The trick is matching the game to the material. Some things are best learned through reading. Some through doing. Some through structured games that compress doing into accessible forms. The skilled learner has multiple tools and uses each for what it's good at, rather than insisting on one approach for everything.
If you've been struggling with a topic that resists conventional study, please consider that the right educational game might unlock it in ways the textbook can't. The materials in this category have gotten dramatically better over the past two decades. Worth exploring what's available in your specific area of interest before assuming the topic is just hard to learn.
You're not being childish for using games. You're using a teaching technology that often outperforms more "respectable" alternatives. The respectability isn't what teaches. The engagement and the structure are. Whichever medium provides those for your specific situation is the right medium to use.
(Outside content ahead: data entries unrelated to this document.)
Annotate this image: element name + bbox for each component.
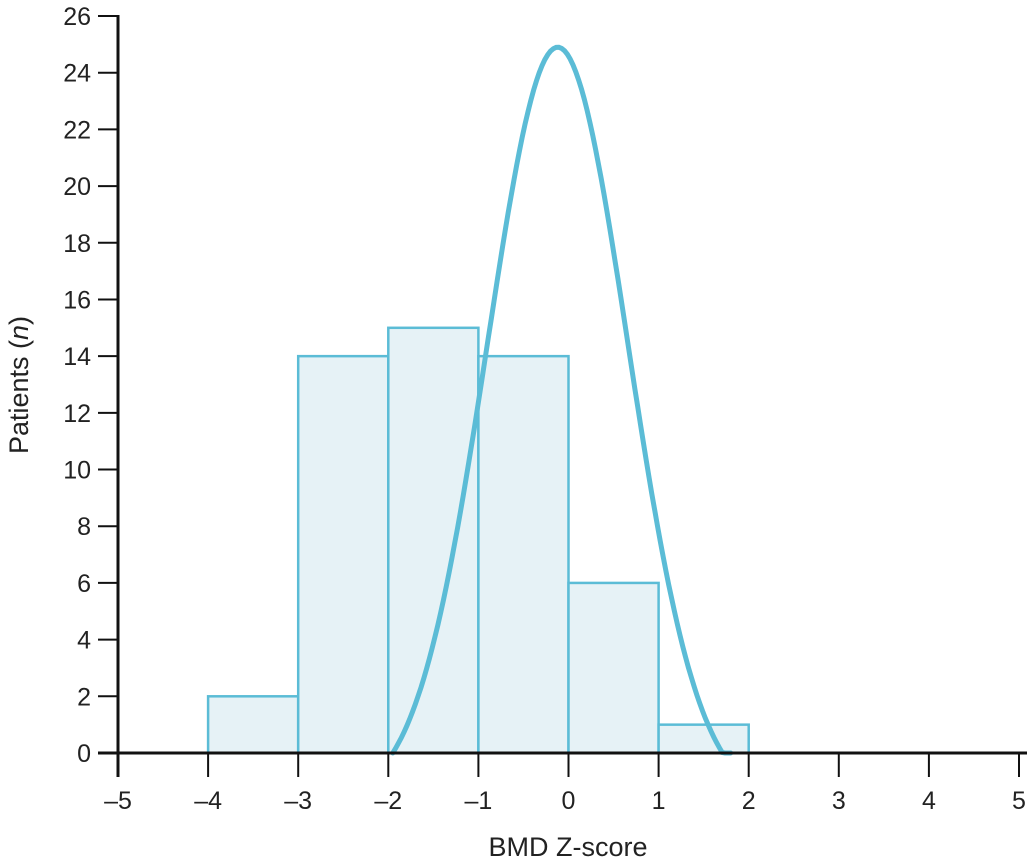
histogram-bars <box>206 326 750 755</box>
y-tick-label: 20 <box>63 173 91 201</box>
y-tick-label: 18 <box>63 230 91 258</box>
y-axis-title-main: Patients ( <box>4 340 34 454</box>
x-axis-title: BMD Z-score <box>488 832 647 862</box>
y-tick-label: 16 <box>63 286 91 314</box>
histogram-bar <box>657 723 750 755</box>
x-tick-label: –2 <box>374 787 402 815</box>
histogram-bar <box>567 581 660 755</box>
y-tick-label: 14 <box>63 343 91 371</box>
y-tick-label: 12 <box>63 400 91 428</box>
y-axis-title-italic: n <box>4 325 34 340</box>
distribution-curve <box>390 44 734 756</box>
y-tick-label: 0 <box>77 740 91 768</box>
x-tick-label: 2 <box>742 787 756 815</box>
histogram-bar <box>206 695 300 755</box>
y-tick-label: 10 <box>63 457 91 485</box>
y-tick-label: 22 <box>63 116 91 144</box>
x-tick-label: 5 <box>1012 787 1026 815</box>
x-tick-label: 4 <box>922 787 936 815</box>
x-tick-label: –3 <box>284 787 312 815</box>
x-tick-label: –5 <box>104 787 132 815</box>
x-tick-label: –1 <box>464 787 492 815</box>
y-axis-title-end: ) <box>4 316 34 325</box>
y-tick-label: 2 <box>77 683 91 711</box>
x-tick-label: 1 <box>652 787 666 815</box>
y-axis-title: Patients (n) <box>4 316 34 454</box>
x-tick-label: 3 <box>832 787 846 815</box>
x-tick-label: –4 <box>194 787 222 815</box>
x-tick-label: 0 <box>562 787 576 815</box>
histogram-bar <box>387 326 480 755</box>
y-tick-label: 4 <box>77 627 91 655</box>
histogram-bar <box>296 354 390 755</box>
y-tick-label: 8 <box>77 513 91 541</box>
y-tick-label: 26 <box>63 3 91 31</box>
y-tick-label: 24 <box>63 60 91 88</box>
y-tick-label: 6 <box>77 570 91 598</box>
x-axis-ticks: –5 –4 –3 –2 –1 0 1 2 3 4 5 <box>104 753 1026 815</box>
histogram-bar <box>477 354 570 755</box>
In One Piece, Luffy doesn't learn to be a captain by reading captain manuals. He learns by being on the Going Merry, making decisions, facing consequences, watching his crew grow through their own decisions. The journey is the curriculum. Games can give you a compressed version of that (decisions, consequences, growth) in domains where the actual journey would be impractical to take. Use them when they fit. Skip them when they don't. The whole library of learning tools is bigger than the conventional ones, and you don't have to choose between them.